Il s'agit d'une jeune force pleine de valeur comme de promesses. Plusieurs d'entre eux sont passionnés par leurs recherches. La question qui se pose actuellement, c'est d'en choisir les meilleurs alors que les modalités de recrutement dans le secteur public sont encore complexes, mais c'est aussi comment leur donner de bonnes conditions de travail afin qu'ils puissent vivre au quotidien, en particulier pour ceux qui ont été formés à l'étranger ou sont issus de la communauté d'outre- mer. Je pense qu'afin de les réunir durablement, il faut d'abord leur faire confiance, mais aussi écouter leurs propositions en termes de modernisation, pratiquer la concertation ainsi que protéger leurs intérêts. Il est également important de créer des modalités de travail professionnelles pour les jeunes chercheurs, à commencer par les autoriser à faire de la recherche dans 2 instituts ou 2 compagnies relevant de secteurs technologiques proches ou ayant une même orientation dans la recherche, qu'ils soient Vietnamiens ou non. Ils pourront ainsi enrichir leur expérience professionnelle comme leurs revenus, sans compter qu'ils pourront en outre présenter les avancées réalisées dans le pays ou assimiler de nouvelles manières de travailler.

* Selon vous, comment peut-on investir afin que la recherche sur les cellules souches donne lieu à des résultats plus importants ?

Personnellement, je pense qu'il est nécessaire d'élaborer une stratégie plus adaptée pour ce domaine de recherche, et notamment au niveau du développement des applications, non seulement à Hô Chi Minh-Ville mais aussi dans l'ensemble du pays.
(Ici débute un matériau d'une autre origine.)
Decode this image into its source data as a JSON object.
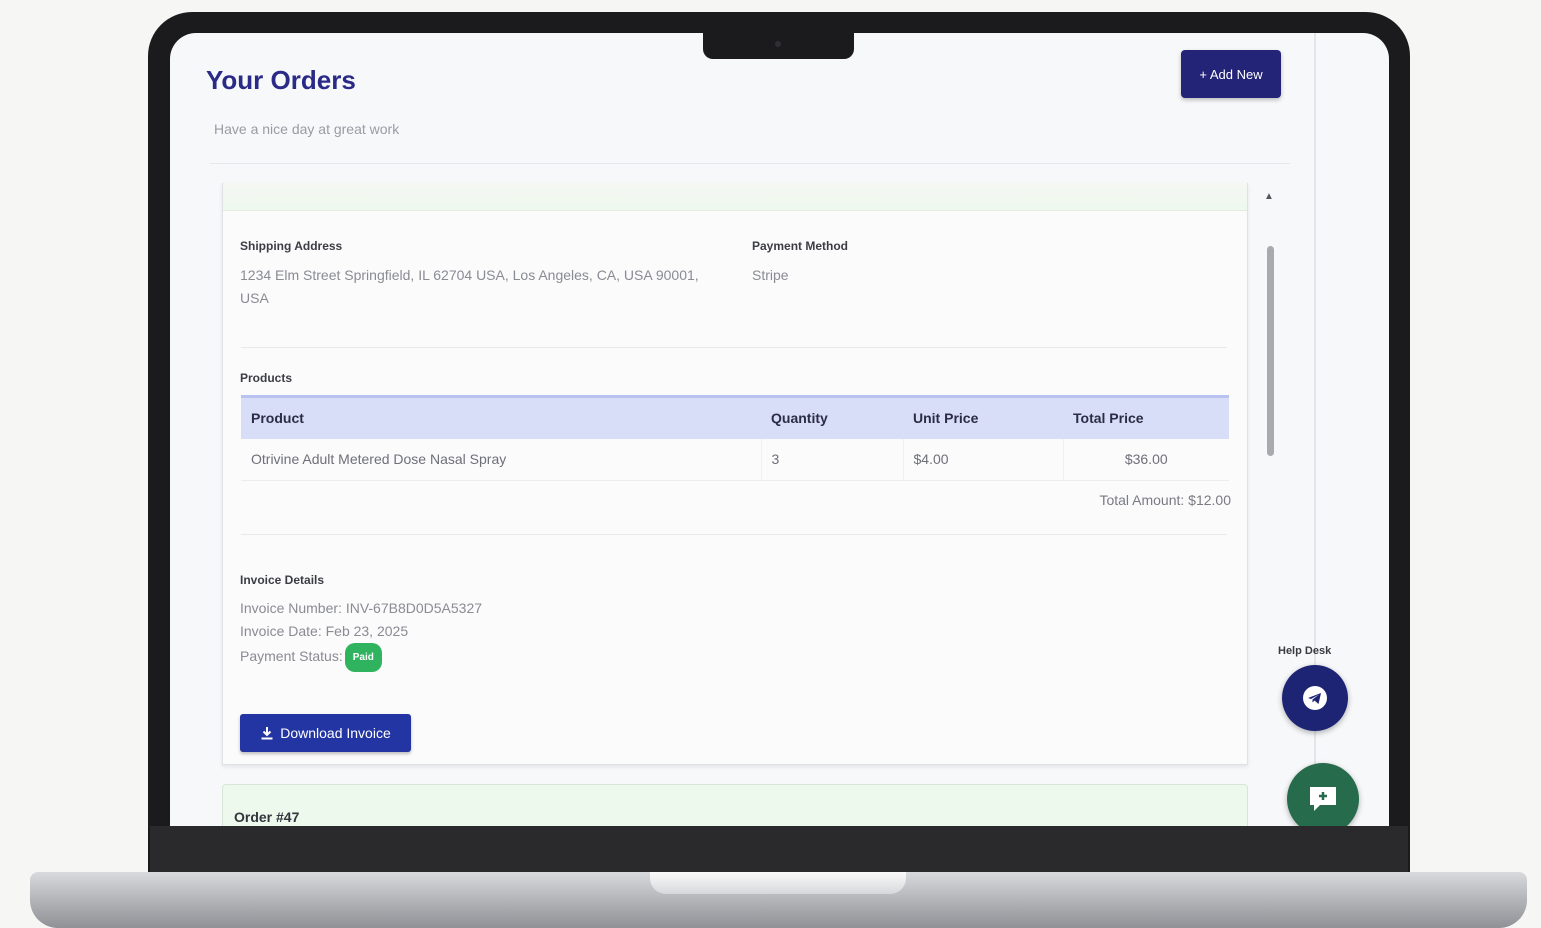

Il faut davantage investir en ressources humaines comme en équipements en tant que moyens de réaliser de véritables "percées technologiques", et donc des résultats plus efficients. J'ai eu l'occasion de visiter une université de Taïwan (Chine) où les chercheurs disposent de plusieurs années transitoires pour acquérir les bases tant matérielles qu'intellectuelles suffisantes. En tout état de cause, il ne nous faut pas nous précipiter. Nous, scientifiques, devons être prudents et intègres devant notre travail. En vue de développer la recherche appliquée en matière de cellules souches, il nous faut une politique "ouverte" pour la recherche fondamentale et appliquée sur les cellules souches d'embryon, fondée sur les principes de la thérapie et du développement des sciences, sans abus ni but purement lucratif. Avec des mesures plus adéquates et de la créativité, je pense que dans les 5 à 10 années à venir, les jeunes chercheurs vietnamiens pourront effectuer de nouveaux progrès en ce domaine, de niveau régional mais aussi mondial.